So having grown up without a father I never quite made a big deal about it really. I’d visits my aunts (moms sisters) and be expected to call their husbands ‘dad” and it seemed only normal cause my cousin’s called them dad, so it just sounded ok. Funny enough my confusion of not having my own father still had not quite meant a thing.
The realization came to me when in the 7th grade I started my period and my mom shouted at me asking if I had just had sex, leading to the bleeding and not thinking that at 12 years old my period should be expected. It dawned on me that my mother had always been so hard and disconnected, not being that loving nurturing woman that other kids would describe their mothers as in our ‘show and tell’ sessions in class. In her defence I’ d say well she’s trying so hard to close the gap of a fatherless home that she ended up ruining that ideal “motherly” image. I never connected with her in a mother- daughther way and its created this messy woman I have become.

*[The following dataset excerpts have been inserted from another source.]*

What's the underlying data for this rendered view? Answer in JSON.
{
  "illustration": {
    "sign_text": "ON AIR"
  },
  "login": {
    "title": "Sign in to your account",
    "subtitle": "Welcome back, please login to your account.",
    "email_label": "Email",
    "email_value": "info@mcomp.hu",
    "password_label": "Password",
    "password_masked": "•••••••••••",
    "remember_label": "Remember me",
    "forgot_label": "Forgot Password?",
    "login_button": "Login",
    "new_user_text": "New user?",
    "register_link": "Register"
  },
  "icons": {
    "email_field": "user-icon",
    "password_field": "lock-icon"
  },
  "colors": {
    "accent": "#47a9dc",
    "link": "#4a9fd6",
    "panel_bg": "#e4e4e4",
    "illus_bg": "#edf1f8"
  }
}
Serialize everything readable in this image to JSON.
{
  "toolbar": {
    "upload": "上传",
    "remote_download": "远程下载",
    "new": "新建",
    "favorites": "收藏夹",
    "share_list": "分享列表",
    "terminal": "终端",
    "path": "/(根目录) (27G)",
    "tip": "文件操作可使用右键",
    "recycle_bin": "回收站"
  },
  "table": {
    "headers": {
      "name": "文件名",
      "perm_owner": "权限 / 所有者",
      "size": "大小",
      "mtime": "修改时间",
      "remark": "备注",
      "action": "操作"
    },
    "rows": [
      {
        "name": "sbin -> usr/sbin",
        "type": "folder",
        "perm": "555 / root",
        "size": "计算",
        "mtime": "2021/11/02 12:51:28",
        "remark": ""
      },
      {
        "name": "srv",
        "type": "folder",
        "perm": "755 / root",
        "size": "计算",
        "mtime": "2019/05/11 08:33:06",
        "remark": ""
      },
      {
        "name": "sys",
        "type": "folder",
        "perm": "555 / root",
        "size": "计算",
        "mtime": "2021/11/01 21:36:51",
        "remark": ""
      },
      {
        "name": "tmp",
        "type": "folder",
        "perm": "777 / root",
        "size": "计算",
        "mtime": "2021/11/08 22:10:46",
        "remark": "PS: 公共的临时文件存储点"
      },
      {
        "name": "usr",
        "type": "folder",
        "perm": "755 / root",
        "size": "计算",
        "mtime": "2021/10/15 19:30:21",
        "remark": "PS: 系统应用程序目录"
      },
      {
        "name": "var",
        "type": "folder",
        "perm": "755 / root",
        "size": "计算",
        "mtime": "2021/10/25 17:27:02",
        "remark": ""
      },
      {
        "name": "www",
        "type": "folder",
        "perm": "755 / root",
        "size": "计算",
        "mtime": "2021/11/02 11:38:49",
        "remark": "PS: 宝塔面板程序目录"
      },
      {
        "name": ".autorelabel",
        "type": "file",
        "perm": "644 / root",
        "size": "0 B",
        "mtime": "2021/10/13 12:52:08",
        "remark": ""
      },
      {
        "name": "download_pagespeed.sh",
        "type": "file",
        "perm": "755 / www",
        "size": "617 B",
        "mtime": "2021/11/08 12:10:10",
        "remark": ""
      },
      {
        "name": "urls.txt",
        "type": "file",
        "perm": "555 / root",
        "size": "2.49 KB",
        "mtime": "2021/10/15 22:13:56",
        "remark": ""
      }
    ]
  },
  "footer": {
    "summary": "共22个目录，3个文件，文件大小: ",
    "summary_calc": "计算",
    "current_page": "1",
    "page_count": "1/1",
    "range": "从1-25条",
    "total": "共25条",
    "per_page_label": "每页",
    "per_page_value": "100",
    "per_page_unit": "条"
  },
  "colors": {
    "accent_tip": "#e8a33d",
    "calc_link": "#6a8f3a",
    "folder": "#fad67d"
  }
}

I began resenting this man for not being there to be the hard, stern protector that my mother was trying to become, making me lose out on the soft, gentleness and pure love that I should have received from my mother.
The day that a family relative touched me the way that my mother should have touched me I got confused as to whether what he was doing was really wrong because he did it with such care, in a way that made him smile and ask me if I liked it. “This is normal” as I would tell myself because he is smiling while doing this, then it should be done. I didn’t tell my mom though cause I thought it would anger to know that there is some one who actually touched me with so much patience and pleasure knowing that when she did bath me or lotioned me would always be in a hurry and shouting at me to get up and finish up.
It was later when another touched me, but him so angryily that I realized that even the previous touch from the family relative was never done for me but for him.